Refer all those claiming to be in distress overseas to the nearest U.S. Embassy or Consulate.
The Office of Overseas Citizens Services at 1-888-407-4747 can offer suggestions for verifying whether the situation is legitimate or a scam.
If you insist on sending money, consider sending an OCS Trust instead, which means the money sent via Western Union must be picked up at a U.S. Embassy or Consulate.
‘Order up some girls’ » Today, one in five romantic relationships begins online, says David Evans, an industry consultant who blogs at Online Dating Insider.
But unlike the big players in the industry, international-dating websites often have a "creepy" feeling to them, he says, giving the impression they are simply sites where men with money can "order up some girls from the Philippines."
Women, for instance, don’t pay to meet foreign men on the site.
The opportunity for exploitation cuts both ways: Well-heeled Western men can use the women as arm-candy or for sex, if they ever meet, and the women can persuade gullible men to send money or help them to secure visas.
In a Harris Interactive survey this summer of 503 men who have dated or would date online, 31 percent said they were looking for women "purely for sex." Another 57 percent were looking for companionship. The survey of men ages 35 to 55 was commissioned by AnastasiaDate.
It’s not known what proportion of the K (fiancée) visas the U.S. State Department issues — 32,154 last year, up from 29,016 the year before — are related to online dating.
But, Evans says, "There is a market out there for dudes that want foreign brides, for whatever reason."
‘This was my dream’ » Adams says he "thought long and hard about the kind of person I wanted to meet. No matter how beautiful they are, they had to be interested in being a family."
He didn’t want women age 30 or younger because, in his experience, they’re interested in clubbing. He didn’t want a woman older than 36 because he believes most have already reared children and aren’t interested in mothering a young child.
Adams exchanged letters and chatted with several women in 2012 before Adamchiyk’s profile and video caught his attention. Online communication, he says, seemed somehow more genuine.
"If you’re dating someone local and … your relationship starts out with having sex with them, you’re not really their friend." Online, he says, "You have to take the time to sit and write a letter."

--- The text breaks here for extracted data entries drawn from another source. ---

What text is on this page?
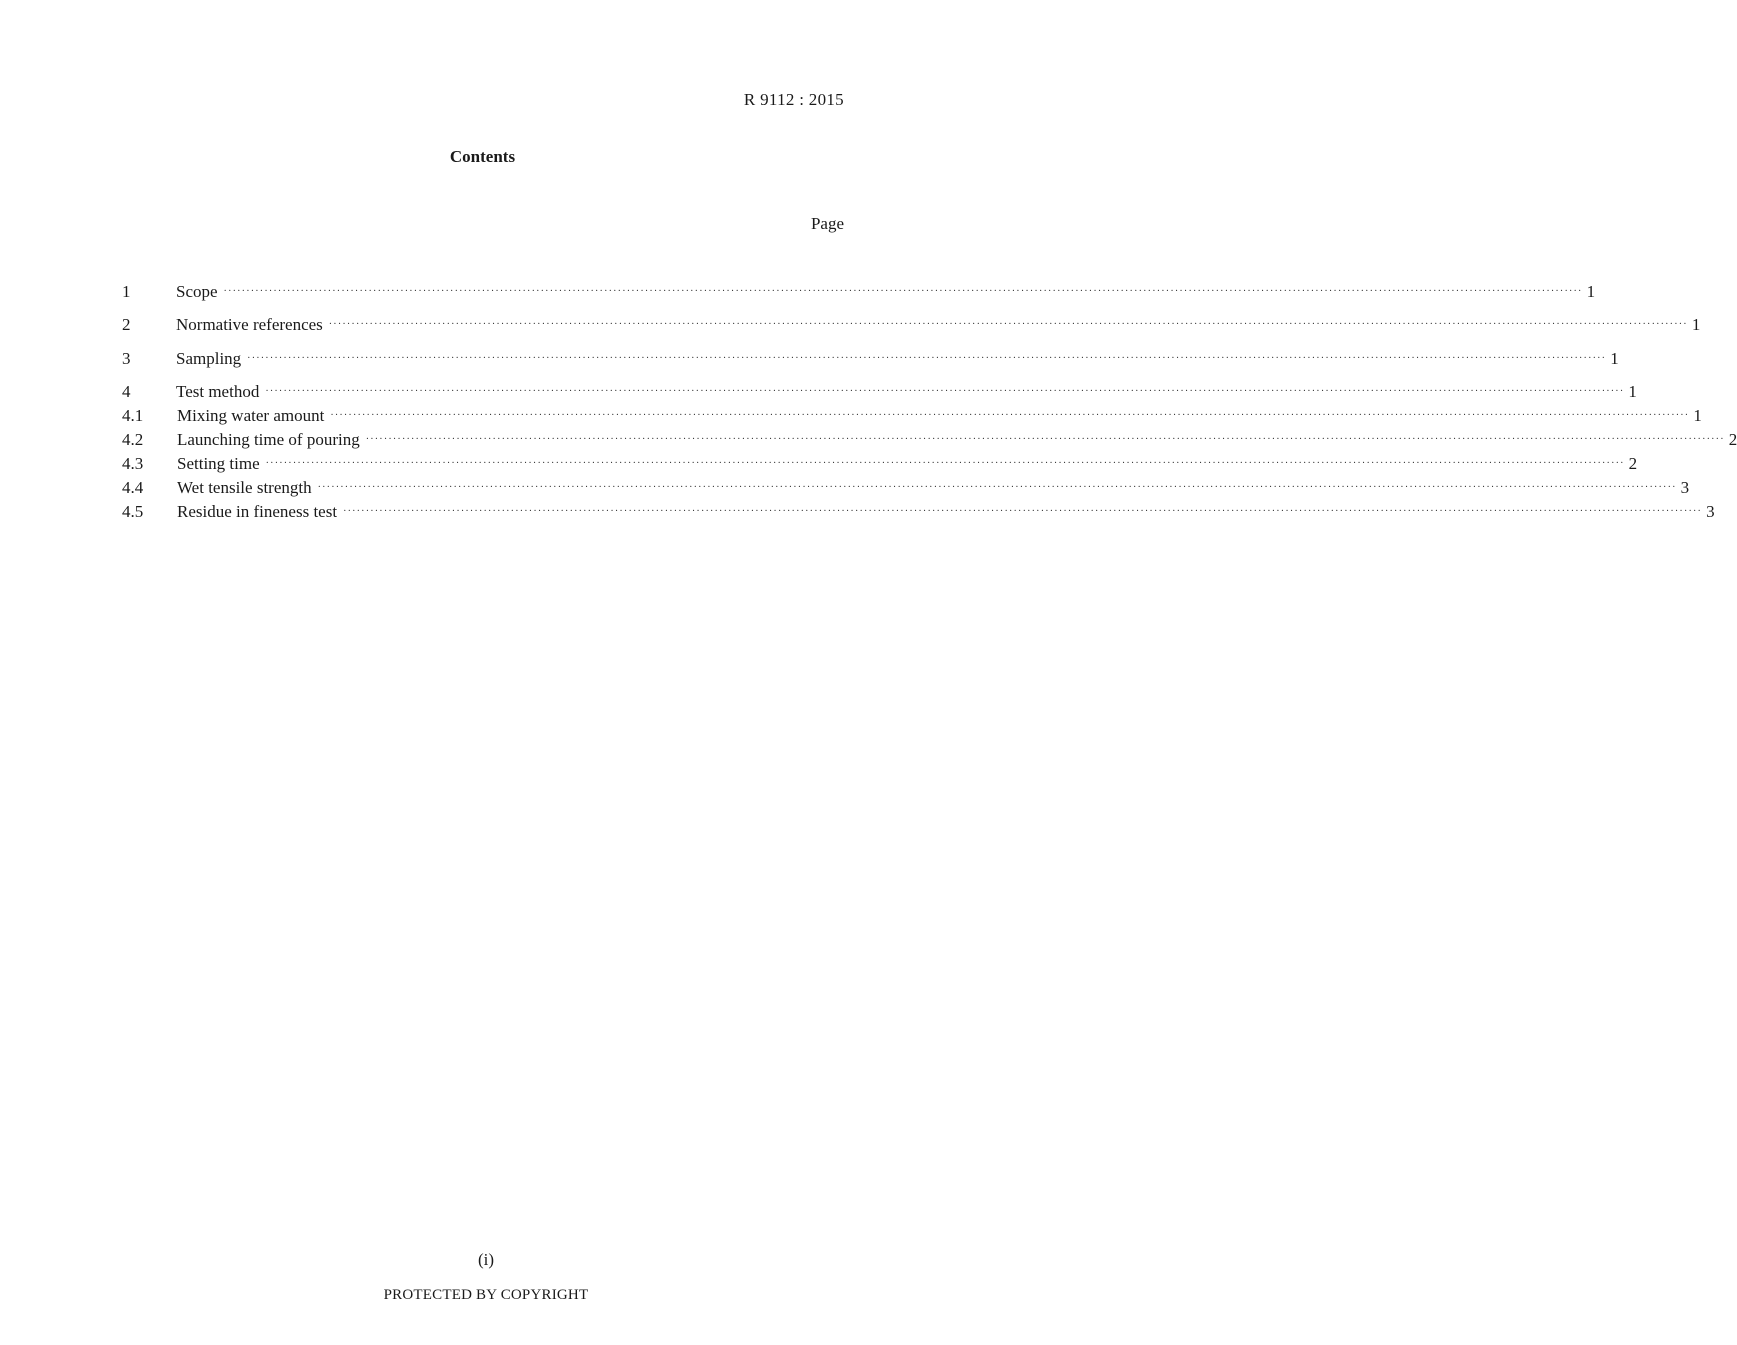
R 9112 : 2015
Contents
Page
1	Scope ············································································································································································································································································································ 1
2	Normative references ············································································································································································································································································································ 1
3	Sampling ············································································································································································································································································································ 1
4	Test method ············································································································································································································································································································ 1
4.1	Mixing water amount ············································································································································································································································································································ 1
4.2	Launching time of pouring ············································································································································································································································································································ 2
4.3	Setting time ············································································································································································································································································································ 2
4.4	Wet tensile strength ············································································································································································································································································································ 3
4.5	Residue in fineness test ············································································································································································································································································································ 3
(i)
PROTECTED BY COPYRIGHT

In September 2012, Adams traveled to Odessa to meet Adamchiyk. He went back in May for several weeks. A Kentucky native, Adams is fascinated by Ukraine’s culture and history and is learning Russian. He considers retiring in Ukraine someday, which would make Adamchiyk, whose mother remains in the country, happy.
Adamchiyk, who was 32 and managing a department store when she met Adams, says she was attracted to his eyes, which struck her as kind and loyal. But there was something more.
"You want truth?" she says. "First, when I saw Nessa, I fall in love with her.
"This was my dream," she says. "She is my daughter."
Getting the visa Adamchiyk received in August took more than 10 months, requiring piles of biographical and relationship documentation — receipts from museums they visited, trains they rode, sessions they Skyped — a physical exam and a U.S. Embassy interview. After 90 days and the couple’s marriage, she can apply for a permanent green card, which could take four years to secure.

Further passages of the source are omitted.